Yellow inflatable slide

that stretches out into darkness.

As if death was a painful orgasm,

twitching with a smile.

 

You were bitter herb tea.

You were a scaled harpy.

You were more of a woman

Than a witch.

 

Ten years later.

I sleep with tarot cards.

 

It is the same deck you used.

The colorful crosses on the back spread out

Look like the wallpaper from a house I once lived in. 

 

When I pull out my cards, I feel you smile.

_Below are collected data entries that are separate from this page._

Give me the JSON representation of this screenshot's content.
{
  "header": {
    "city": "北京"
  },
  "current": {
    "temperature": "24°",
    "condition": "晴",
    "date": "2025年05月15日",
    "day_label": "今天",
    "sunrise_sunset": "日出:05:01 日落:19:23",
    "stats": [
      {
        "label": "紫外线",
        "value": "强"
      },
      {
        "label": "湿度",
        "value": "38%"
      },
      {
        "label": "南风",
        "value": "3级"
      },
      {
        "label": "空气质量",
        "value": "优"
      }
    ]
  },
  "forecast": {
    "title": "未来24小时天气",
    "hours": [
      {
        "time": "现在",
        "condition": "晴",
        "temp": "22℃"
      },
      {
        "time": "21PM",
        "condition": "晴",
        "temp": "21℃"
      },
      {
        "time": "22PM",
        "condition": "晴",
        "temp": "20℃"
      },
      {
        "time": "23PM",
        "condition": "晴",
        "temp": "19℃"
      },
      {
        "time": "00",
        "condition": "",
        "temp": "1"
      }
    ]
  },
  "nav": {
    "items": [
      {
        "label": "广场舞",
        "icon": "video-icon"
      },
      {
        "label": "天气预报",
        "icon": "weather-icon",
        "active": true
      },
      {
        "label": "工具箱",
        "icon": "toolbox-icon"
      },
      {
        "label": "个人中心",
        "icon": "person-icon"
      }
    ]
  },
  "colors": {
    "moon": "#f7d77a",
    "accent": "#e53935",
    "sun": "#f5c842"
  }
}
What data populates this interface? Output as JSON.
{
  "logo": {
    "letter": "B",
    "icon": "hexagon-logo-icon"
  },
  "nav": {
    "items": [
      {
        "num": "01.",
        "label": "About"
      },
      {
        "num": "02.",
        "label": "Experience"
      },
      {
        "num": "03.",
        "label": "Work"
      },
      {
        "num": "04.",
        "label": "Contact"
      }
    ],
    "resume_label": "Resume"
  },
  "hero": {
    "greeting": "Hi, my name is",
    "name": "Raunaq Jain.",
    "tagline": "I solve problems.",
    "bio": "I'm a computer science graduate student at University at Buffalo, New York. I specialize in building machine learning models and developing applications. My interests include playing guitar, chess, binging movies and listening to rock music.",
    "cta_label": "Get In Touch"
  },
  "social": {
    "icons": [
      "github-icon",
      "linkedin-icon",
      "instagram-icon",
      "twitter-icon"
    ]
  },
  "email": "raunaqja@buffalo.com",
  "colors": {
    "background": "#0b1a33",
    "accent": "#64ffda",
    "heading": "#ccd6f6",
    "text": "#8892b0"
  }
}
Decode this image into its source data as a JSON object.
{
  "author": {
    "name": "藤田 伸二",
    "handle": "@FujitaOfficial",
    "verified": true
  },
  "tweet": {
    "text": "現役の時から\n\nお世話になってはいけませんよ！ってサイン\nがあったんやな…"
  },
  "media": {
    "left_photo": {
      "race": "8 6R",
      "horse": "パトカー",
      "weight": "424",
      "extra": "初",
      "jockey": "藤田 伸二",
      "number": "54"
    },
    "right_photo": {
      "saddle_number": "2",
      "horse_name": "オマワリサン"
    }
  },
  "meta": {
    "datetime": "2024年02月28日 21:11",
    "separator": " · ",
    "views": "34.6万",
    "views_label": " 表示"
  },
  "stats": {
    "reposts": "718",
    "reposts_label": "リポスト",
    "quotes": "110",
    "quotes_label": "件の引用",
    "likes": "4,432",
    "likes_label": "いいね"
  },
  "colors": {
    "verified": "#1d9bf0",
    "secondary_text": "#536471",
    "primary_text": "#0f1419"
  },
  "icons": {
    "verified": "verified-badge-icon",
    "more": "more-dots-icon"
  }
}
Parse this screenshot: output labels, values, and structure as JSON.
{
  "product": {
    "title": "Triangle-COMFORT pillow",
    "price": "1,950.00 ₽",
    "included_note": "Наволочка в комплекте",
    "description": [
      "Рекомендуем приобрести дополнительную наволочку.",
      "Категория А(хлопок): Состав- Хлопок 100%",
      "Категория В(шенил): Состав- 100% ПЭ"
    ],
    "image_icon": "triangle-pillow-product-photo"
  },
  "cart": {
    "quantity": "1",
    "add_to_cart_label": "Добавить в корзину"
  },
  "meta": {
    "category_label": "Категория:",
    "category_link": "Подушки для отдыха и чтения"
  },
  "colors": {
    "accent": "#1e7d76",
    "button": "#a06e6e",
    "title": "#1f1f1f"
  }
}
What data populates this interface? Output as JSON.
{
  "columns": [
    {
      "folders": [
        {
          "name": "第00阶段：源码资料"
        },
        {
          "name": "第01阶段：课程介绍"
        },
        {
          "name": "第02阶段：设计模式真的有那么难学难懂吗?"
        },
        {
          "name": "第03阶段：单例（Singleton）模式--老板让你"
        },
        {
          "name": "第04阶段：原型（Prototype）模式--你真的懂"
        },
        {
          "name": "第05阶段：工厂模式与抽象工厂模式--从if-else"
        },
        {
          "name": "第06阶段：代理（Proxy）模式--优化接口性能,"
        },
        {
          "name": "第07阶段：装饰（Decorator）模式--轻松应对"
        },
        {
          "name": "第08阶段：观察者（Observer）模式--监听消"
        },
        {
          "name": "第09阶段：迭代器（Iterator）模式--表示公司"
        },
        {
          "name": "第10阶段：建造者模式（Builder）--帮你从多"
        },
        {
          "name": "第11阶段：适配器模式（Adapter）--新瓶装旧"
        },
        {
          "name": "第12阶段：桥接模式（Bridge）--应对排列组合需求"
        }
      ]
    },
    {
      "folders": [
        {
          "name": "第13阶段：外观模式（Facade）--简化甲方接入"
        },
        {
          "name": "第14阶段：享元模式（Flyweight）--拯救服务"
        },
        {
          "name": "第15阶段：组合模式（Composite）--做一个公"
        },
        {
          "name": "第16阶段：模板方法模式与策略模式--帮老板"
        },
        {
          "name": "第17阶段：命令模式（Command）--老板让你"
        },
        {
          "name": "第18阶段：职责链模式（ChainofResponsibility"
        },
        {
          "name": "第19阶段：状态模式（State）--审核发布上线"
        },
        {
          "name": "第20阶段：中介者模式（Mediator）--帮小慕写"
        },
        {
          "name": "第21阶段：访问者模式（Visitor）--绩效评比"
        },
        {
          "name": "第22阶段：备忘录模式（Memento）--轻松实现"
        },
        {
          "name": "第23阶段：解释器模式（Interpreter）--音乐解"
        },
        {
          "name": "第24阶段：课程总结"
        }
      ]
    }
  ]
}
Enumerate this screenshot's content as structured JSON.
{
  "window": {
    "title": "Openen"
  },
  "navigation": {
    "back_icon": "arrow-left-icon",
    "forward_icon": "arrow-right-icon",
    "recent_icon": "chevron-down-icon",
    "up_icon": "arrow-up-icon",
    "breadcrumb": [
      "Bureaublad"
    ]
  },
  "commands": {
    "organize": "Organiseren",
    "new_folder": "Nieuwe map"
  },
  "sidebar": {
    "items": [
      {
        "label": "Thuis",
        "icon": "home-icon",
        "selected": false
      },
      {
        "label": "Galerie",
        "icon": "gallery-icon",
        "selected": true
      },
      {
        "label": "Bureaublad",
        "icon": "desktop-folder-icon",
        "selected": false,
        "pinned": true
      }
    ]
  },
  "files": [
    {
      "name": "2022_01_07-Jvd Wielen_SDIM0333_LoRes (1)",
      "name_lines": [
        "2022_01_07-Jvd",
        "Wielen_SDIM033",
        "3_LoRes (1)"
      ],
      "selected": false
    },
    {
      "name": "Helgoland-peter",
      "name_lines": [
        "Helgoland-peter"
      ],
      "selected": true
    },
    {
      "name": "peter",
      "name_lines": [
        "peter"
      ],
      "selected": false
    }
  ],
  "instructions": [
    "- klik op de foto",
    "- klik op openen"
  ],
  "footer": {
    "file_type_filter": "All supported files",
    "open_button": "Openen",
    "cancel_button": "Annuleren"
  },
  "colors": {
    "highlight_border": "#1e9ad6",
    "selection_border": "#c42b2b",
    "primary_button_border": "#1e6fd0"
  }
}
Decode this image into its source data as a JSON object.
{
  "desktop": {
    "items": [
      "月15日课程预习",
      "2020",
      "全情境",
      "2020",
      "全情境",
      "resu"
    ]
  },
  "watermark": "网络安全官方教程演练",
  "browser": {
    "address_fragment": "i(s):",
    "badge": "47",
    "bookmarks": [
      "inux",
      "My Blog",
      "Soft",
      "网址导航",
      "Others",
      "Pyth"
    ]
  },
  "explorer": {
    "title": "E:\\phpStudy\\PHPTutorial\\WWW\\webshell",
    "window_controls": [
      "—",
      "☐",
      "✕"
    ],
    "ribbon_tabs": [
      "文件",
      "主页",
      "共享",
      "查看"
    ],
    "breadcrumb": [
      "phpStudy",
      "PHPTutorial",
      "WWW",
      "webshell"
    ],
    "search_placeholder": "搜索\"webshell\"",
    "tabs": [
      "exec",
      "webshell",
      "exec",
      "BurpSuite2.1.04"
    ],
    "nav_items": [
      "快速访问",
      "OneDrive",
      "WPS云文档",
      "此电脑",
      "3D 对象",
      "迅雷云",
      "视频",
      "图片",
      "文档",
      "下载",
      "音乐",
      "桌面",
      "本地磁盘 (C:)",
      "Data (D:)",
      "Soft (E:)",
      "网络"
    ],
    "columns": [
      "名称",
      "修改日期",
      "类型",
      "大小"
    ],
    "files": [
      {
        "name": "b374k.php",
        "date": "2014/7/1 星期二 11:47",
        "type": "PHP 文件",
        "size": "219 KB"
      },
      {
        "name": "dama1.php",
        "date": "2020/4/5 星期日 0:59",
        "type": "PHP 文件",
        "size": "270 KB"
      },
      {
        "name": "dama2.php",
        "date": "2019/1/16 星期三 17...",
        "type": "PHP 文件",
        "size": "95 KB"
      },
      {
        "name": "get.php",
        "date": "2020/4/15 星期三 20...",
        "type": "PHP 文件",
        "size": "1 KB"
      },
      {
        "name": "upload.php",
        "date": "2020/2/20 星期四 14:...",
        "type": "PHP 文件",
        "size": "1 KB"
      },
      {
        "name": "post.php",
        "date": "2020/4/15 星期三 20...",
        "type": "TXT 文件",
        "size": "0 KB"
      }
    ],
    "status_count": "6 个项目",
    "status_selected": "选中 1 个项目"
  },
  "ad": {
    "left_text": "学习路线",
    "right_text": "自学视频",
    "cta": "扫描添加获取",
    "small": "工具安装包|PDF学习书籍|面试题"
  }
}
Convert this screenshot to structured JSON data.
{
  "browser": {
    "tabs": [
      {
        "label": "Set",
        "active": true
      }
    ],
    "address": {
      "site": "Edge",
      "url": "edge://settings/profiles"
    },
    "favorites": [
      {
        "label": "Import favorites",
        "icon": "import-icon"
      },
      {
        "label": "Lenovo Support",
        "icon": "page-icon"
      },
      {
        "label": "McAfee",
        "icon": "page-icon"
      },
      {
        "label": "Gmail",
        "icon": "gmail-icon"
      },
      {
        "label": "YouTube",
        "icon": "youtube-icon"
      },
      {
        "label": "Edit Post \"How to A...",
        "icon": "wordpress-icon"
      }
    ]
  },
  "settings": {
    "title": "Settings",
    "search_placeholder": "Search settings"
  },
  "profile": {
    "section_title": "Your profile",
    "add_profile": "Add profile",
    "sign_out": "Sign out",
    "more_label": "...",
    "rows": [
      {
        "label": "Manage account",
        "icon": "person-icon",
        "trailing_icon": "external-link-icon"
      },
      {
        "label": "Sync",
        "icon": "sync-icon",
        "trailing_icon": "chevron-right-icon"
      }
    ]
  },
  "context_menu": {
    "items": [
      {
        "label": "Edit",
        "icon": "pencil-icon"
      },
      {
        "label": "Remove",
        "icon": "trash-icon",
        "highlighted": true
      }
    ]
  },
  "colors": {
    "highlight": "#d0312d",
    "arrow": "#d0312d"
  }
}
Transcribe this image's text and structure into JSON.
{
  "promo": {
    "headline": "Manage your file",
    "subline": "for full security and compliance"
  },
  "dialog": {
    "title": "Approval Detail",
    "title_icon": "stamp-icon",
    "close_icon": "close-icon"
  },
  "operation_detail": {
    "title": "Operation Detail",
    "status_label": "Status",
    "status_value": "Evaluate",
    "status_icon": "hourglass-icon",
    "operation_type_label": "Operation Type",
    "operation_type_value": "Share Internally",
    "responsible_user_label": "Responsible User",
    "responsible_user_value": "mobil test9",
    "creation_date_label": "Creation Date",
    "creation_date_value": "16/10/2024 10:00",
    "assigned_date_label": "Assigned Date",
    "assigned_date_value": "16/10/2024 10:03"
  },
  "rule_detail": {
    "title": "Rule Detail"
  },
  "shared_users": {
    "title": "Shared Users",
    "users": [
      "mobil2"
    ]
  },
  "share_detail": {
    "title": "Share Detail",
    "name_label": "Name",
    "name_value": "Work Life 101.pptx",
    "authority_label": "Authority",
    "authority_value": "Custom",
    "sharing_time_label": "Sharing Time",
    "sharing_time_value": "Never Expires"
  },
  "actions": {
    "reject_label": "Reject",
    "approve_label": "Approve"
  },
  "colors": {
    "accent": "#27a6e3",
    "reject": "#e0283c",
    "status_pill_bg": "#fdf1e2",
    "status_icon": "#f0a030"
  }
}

I’m writing a poem about you,

but you know that.

 

You sleep with me, now,

tell me to spread out

your deck on my bed.

 

Send me dreams to hint,

When I’m not sure what to do.

 

When I was a little girl,

going to your apartment

was like going to church.

 

I could always

see the cathedral glass,

tiled along your nest

where others saw an apartment

cluttered with knickknacks.

 

Did you wake up one day knowing

Without ever consulting your cards?

 

You were too proud,

too much like smoke rising to stay.

 

You ended it while you could still lift up a gun.

 

I think about the hands

that could have been mine.

How they collected your body parts.

Signed your paperwork, oh,

how they loved you.

 

I wasn’t worried about you.

Never angry enough

to stop you from coming or going.

 

I didn’t remember your

body getting worse.

I didn’t remember you

walking with a cane.

 

But if you had asked me to,

I would have done it.

I would have pulled the trigger.

 

You knew better than us,

What was coming, and you

Swan dove into it.

 

I imagine you now,

floating on your back.

 

I was envious then,

of how it must of have felt

to move without skin.

 

I wanted to melt away,

flow out of my 15-year-old self

into ribbons, but I never felt ready or brave enough

to trigger sling shots through my body.

 

Your body splitting sounded like a flock of birds.

You shook your body off

like Mary Poppins shook her umbrella

before levitating. 

 

How brave you where, how brave you are.